T9E: Let’s talk about your emceeing. What made you want to start rapping? When did you first realize that this is something you can do?
PP: As far back as I could remember, my aunt Joyce use to sing to me. She had the most beautiful voice. Soulful and strong, yet soft when needed. The way she would use her voice as an instrument would amaze me. I figured that if somebody so close to my heart could move people with her voice, so could I. Singing was never really my thing, but I promised her that I would do SOMETHING with music, using my voice, and you know what she said to me? She said, “as long as you use your voice to say YOUR words, you understand?” That was too deep for my young mind to comprehend at that moment, but now I see the importance of what she said.
I have always been a writer. In school, I’ve always written the best stories and on the low I had a mean poetry game too. I had to be nice with the poetry, because I wasn’t bagging females off of my looks. Not the ones worth bragging about anyway. I have always loved music, and my older brothers introduced me to hip hop when I was 12 years old. I wrote my first verse to the B Side instrumental of “Next Level” by Showbiz and AG. It was awful, but we all have to start somewhere. Then my voice dropped. Good looking out puberty. I needed that. Had a rap group back in Brooklyn called “Iron Mics Unlimited” but then life happened and [Brooklyn Producer] and best friend Trblmkr and I were the only ones still doing it. He encouraged me to be myself and not be a carbon copy of whatever was hot.

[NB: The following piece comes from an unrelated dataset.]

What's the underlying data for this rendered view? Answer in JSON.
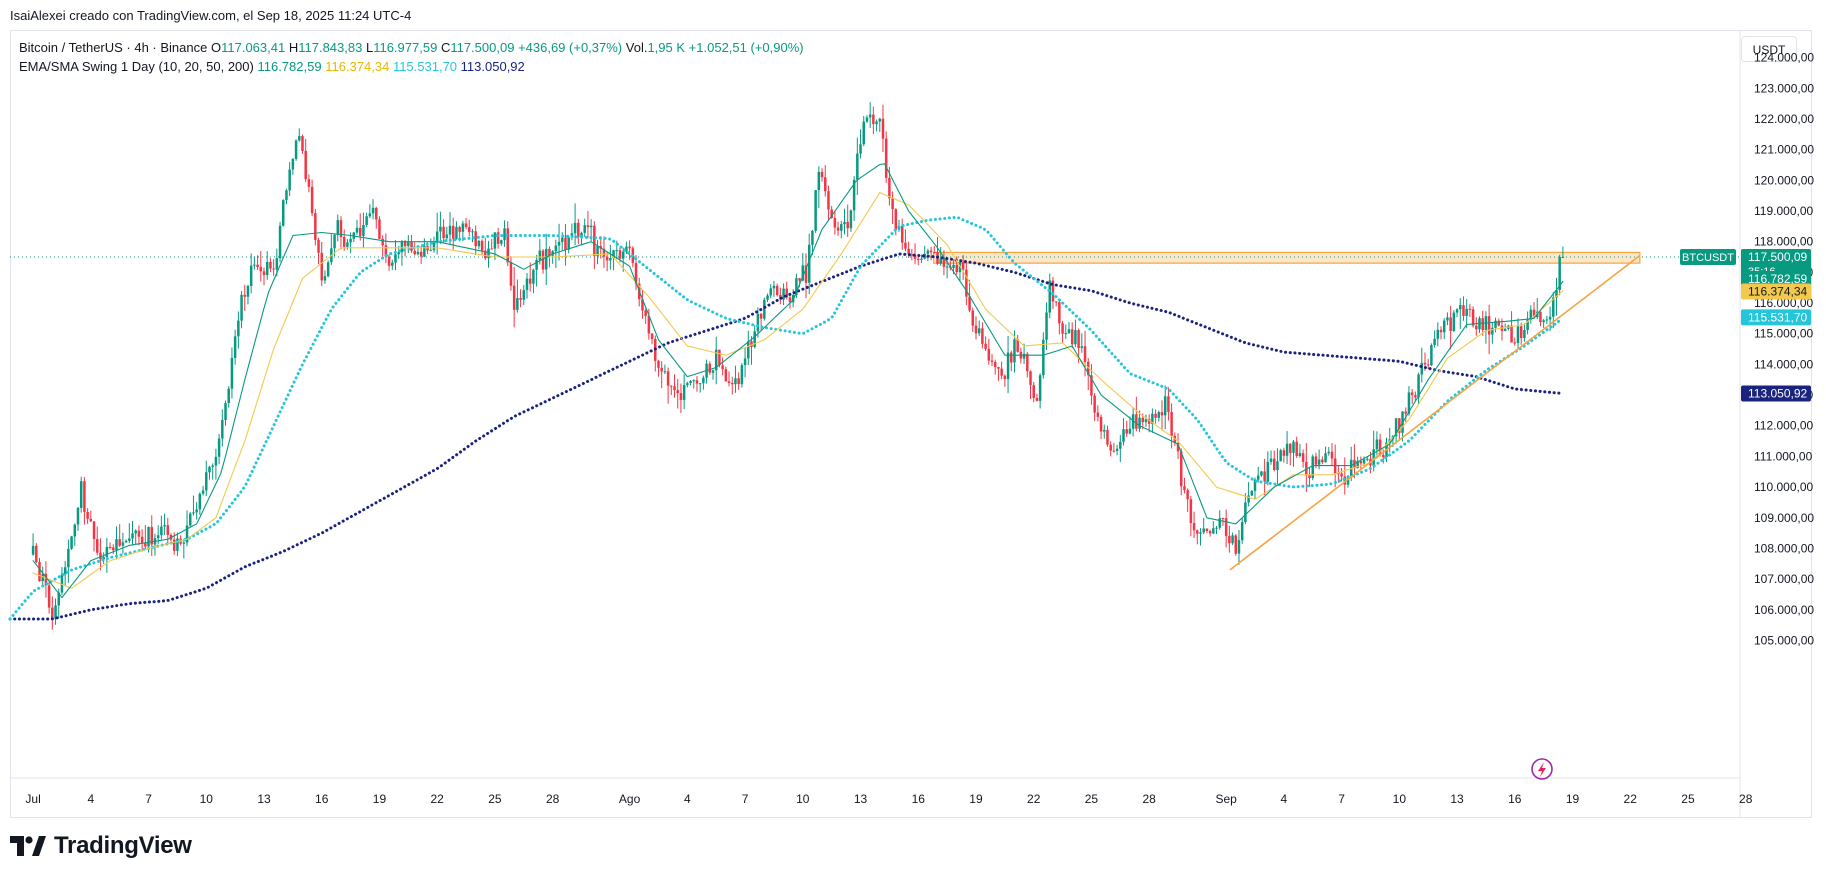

Make my own lane and cruise. Rap about what is dope to ME and not about things that I don’t do or will NEVER do. Be authentic. I salute him for that. He taught me that there is nothing wrong with being Cyce. Cyce is dope. Came down to NC and linked up with K-Hill who challenged me even more. He told me that I was dope, but don’t just be satisfied with being “dope.” Try to be an actual ARTIST and not just another “rappity-rap” dude.
T9E: Even though you’re from Brooklyn, like I said before, you now live in North Carolina. Describe the Hip Hop scene where you’re at right now?
PP: Competitive. The reason why is because there are SO MANY DOPE emcees out here! I honestly had no idea. So many different styles. So many different walks of life and everybody steps differently. It is actually quite refreshing. Hip Hop is far from dead. It is alive and waiting to be discovered over and over again.
T9E: Name your Top 5 Brooklyn emcees.
PP: AZ, Skyzoo, Big Daddy Kane, Sean Price, Joell Ortiz. No particular order.
T9E: What else can we expect going forward from you?
PP: With The “Kryptonian Thought Patterns” EP out and in the books and “Last Son Of Brooklyn” out and still circulating, I am already working on another EP and another album at the same time. Been doing a lot of features that I hope come out sometime soon, and lately my show schedule has been filling up. Cyphers, more visuals and more merch to move. I’m just trying to keep my name popping up like good news out here. With Dope blogs like these and interviews, I hope that I say SOMETHING that will make someone say, “Okay, let me check this dude out and see what he is about”
Look me up. You will not be disappointed. Whisper at me!
Thank you to all of my friends and enemies. You have all made me stronger in your own way. Stay Kryptonian Metropolis.